Comerciantes sanjoanenses já demonstram preocupação frente às novas restrições impostas pelas fases Laranja e Vermelha do Plano São Paulo de flexibilização gradual da economia. Muitas das determinações já foram estabelecidas por decreto na publicado pela Prefeitura de São João na última segunda-feira (25).
Alguns empresários ouvidos pela reportagem do O MUNICIPIO estão preocupados com o aumento da disseminação do novo coronavírus na cidade, mas também em como sustentar as responsabilidades diante do fechamento na fase mais rígida aos finais de semana, feriados e também a partir das 20h em dias úteis. É o caso de Frederico Rodrigues Mauro, proprietário e administrador da Kasa Sushi.
“Mantemos mesas afastadas, álcool 70% na limpeza das mesas, garçons com os equipamentos necessários, mas fechar o restaurante para atendimento presencial é insustentável. Essa nova fase está muito pior do que o ano passado, porque na época tínhamos redução de funcionários, negociação de aluguel, linhas de financiamento para folha de pagamento, agora dessa vez estamos sozinhos, não existe nenhum apoio. A realidade é que agora, mais do que nunca, a situação está insustentável”, disse.
Mauro falou também sobre a preocupação em demissões de funcionários em diversos bares da cidade.
“Em conversas com colegas, também donos de restaurantes e bares, já se falam em demissão de até 40% da equipe e até em fechamento de estabelecimentos. Não acreditamos que essa fase dure apenas 15 dias; na nossa visão será de pelo menos um mês. Estamos adiantando férias de funcionários e criando estratégias para ter menos prejuízo, mas está complicado sem apoio. A Teresinha [prefeita]parece estar disposta a ajudar, eles pensaram em uma possível flexibilização de algumas normas e horários, mas não podem porque qualquer coisa que fazem, o MP [Ministério Público] ameaça com multas, governador ameaça com cortes de verbas. A Prefeitura fica amarrada ao Plano SP, onde o governador está vendo o macro e não o micro”, comentou.

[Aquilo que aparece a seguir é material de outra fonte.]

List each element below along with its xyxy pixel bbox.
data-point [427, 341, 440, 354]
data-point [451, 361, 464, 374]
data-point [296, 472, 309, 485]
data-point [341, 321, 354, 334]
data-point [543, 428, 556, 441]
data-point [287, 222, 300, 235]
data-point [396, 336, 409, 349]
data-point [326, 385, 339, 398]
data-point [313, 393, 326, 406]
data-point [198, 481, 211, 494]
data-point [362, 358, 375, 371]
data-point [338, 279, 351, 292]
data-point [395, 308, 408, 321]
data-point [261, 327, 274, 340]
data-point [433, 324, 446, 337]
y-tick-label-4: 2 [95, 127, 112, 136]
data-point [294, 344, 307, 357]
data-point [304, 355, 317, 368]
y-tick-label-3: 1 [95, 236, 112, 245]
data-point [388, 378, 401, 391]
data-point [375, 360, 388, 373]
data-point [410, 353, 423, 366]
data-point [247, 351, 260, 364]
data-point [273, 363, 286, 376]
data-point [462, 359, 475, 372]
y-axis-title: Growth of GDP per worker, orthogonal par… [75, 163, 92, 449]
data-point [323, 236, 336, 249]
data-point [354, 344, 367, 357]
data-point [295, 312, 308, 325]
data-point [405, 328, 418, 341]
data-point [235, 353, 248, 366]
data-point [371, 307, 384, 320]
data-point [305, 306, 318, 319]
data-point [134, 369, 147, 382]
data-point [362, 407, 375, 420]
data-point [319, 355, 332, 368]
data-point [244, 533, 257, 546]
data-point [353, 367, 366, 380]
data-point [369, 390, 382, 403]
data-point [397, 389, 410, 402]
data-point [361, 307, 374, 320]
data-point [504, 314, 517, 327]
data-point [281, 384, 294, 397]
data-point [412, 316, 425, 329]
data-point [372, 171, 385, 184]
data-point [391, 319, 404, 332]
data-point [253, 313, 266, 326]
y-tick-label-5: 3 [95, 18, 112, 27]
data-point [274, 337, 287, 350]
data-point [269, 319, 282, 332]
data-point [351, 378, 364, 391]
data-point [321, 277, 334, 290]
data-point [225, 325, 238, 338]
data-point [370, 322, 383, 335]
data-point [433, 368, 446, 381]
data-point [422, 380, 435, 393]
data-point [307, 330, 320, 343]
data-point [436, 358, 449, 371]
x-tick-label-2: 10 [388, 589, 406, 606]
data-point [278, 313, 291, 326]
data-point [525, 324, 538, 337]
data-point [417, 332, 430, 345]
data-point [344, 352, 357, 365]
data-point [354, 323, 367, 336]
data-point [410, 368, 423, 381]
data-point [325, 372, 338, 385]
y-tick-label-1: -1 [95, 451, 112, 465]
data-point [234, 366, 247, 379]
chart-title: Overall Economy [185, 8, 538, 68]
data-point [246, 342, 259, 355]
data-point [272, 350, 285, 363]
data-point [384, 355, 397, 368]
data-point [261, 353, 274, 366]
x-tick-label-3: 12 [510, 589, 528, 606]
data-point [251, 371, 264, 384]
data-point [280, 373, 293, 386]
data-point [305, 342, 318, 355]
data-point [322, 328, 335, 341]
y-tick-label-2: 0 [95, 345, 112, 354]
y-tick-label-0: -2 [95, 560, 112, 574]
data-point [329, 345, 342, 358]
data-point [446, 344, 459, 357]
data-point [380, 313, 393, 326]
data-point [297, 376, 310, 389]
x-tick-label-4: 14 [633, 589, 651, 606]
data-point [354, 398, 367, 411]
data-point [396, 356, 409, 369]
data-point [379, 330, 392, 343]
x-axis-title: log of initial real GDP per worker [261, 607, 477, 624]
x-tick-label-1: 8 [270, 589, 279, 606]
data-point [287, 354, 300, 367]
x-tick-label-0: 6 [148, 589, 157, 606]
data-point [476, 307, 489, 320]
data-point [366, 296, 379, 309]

PREPARADA PARA NOVAS RESTRIÇÕES
Eloise Zanette, proprietária da boutique Santa Saia, já vinha se preparando para novas restrições desde 2020.
“Por conta da elevação de casos no Estado, já vínhamos nos preparando para algum tipo de restrição de funcionamento. Nossa dúvida não era se aconteceria, mas quando. A gente tentou se preparar da melhor forma possível, desde a questão do estoque até o incentivo e ajustes no nosso serviço de envio de sacolas e outros produtos para as clientes em casa”, destacou.
Eloise pontuou também os obstáculos que 2021 pode trazer em relação ao comércio na pandemia.
“Acho que 2021 ainda será um ano que acontecerão outros episódios de restrição de funcionamento, periodicamente. Enquanto não tivermos uma grande porcentagem da população vacinada, teremos esse problema”, pontuou.
ASSOCIAÇÃO COMERCIAL
Em nota, a Associação Comercial e Empresarial (ACE) disse considerar a recente evolução da pandemia em São João e que é motivo de preocupação, especialmente diante do aumento de casos e do número de óbitos.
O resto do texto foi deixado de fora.